🛡️ Laravel Secure Baseline: The Guardian Your Pipeline Deserves

Source: Dev.to

What it inspects in your Laravel project

• Environment safety: APP_DEBUG, APP_KEY, APP_URL, APP_ENV
• Secure cookies and headers: HSTS, CSP, X-Frame-Options, SameSite, Secure, HttpOnly
• Risky configurations: CORS wildcards, weak logging levels, exposed storage
• Debug leaks: Telescope, Horizon, phpinfo() and debug routes living where they shouldn’t
• Dependency hygiene: outdated or insecure Composer packages
• Metadata security: APP_URL mismatches, permissive session drivers, verbose errors

Optional --fail-on detection can actively block deploys when unsafe values are found in CI. When a critical issue is detected, the tool exits with a failure code, e.g.:

🚨 CI BLOCKED — APP_DEBUG=true detected in production environment.

Quick Install

composer require ind4skylivey/laravel-secure-baseline --dev

Minimal GitHub Actions step

- run: php artisan secure:scan --fail-on=fail --error-exit-code=1

Add this to your GitHub Actions CI job to give your workflow a security posture and a glowing shield.

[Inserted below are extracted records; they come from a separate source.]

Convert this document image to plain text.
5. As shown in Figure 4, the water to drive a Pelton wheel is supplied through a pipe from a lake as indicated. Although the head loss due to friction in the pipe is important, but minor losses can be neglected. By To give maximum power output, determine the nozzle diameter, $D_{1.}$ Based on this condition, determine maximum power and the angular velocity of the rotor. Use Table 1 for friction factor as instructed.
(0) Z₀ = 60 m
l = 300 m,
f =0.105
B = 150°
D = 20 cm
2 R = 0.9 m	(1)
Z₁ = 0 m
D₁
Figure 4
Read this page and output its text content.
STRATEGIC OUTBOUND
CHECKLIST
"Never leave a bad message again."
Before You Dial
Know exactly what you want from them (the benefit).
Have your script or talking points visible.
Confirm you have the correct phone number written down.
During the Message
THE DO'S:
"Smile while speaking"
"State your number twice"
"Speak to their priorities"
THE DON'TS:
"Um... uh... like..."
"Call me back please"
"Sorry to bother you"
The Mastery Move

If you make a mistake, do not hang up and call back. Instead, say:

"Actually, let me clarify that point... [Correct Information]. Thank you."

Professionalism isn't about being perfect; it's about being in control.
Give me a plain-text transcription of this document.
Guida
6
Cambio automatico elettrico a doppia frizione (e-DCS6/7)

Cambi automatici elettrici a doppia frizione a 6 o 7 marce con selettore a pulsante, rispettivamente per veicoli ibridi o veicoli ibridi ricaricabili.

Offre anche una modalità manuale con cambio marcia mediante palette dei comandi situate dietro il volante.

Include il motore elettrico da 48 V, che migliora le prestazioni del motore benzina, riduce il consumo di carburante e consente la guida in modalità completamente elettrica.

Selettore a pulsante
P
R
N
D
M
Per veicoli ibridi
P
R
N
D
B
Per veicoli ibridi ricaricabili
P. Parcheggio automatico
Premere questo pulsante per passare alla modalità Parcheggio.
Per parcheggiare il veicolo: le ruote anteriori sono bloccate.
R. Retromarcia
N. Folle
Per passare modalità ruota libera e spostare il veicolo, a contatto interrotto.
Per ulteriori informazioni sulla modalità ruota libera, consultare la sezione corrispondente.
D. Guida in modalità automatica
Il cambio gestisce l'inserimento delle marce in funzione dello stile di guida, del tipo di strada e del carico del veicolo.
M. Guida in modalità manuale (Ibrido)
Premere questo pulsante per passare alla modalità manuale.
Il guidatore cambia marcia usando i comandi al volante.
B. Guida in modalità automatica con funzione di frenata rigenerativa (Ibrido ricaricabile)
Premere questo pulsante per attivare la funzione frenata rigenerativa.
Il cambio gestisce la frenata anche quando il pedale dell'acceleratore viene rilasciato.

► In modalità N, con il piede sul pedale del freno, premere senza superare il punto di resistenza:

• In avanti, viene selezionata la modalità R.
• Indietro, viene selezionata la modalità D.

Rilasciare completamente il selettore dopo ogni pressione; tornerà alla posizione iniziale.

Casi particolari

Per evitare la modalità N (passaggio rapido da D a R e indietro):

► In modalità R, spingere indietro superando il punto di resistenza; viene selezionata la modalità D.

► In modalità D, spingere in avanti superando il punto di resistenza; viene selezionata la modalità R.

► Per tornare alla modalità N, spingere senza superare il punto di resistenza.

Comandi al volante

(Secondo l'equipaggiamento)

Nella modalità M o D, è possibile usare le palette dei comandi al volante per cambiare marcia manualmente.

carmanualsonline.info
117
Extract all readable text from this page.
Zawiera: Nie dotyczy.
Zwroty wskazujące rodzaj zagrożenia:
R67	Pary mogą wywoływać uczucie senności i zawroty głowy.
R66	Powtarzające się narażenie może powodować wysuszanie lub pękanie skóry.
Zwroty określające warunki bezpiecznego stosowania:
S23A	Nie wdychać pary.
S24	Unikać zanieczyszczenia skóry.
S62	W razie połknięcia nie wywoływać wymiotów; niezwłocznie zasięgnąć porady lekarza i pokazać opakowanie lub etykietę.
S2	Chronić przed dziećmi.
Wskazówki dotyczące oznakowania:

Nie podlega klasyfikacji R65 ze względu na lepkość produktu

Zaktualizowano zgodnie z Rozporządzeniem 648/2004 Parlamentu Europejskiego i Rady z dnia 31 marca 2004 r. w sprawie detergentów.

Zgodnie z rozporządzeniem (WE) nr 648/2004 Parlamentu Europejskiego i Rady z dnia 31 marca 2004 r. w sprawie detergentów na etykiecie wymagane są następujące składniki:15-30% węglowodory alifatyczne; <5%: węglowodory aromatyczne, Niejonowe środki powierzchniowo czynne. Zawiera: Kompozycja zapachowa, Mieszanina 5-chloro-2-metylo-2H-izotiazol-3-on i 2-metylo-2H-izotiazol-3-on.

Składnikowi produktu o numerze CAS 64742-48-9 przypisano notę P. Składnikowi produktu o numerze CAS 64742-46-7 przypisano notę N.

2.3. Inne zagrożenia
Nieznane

Output formats it generates

• CLI text report
• HTML dashboard
• JSON structured output
• Markdown report
• SARIF (for GitHub security alerts)
• GitHub annotations when failing CI
• SARIF + Markdown combo for “pro security lore” feeling

The --fail-on=fail mode blocks deploys when issues are found.

Why teams adopt it

• Blocks CI deploys when APP_DEBUG=true appears in unsafe environments.
• Enforces secure cookies and headers by default.
• Scans dependencies without external calls.
• Emits GitHub‑friendly security formats like SARIF.
• Fast, locally executed, and does not collect any data beyond your terminal’s attention span.

Demo

✅ All clear. The deploy rune glows softly. You may pass.

The tool reads code, catches issues, and produces reports—basically your CI wearing armor.

Contribute to the fortress

Have ideas for new checks? Bring them. Reasonable, bizarre, inspired—any check that can be validated through CI and reality is welcome.

• Security suggestions go into SECURITY.md.
• Code improvements via pull request.
• Civilized conversation via issue ticket.

CI pipelines should be strict, predictable, and fast. Security checks should be too. With Laravel Secure Baseline, deploys stop breaking, apps stop leaking, and developers keep sleeping. The strangeness of the universe is constant, but your deploy pipeline doesn’t have to be.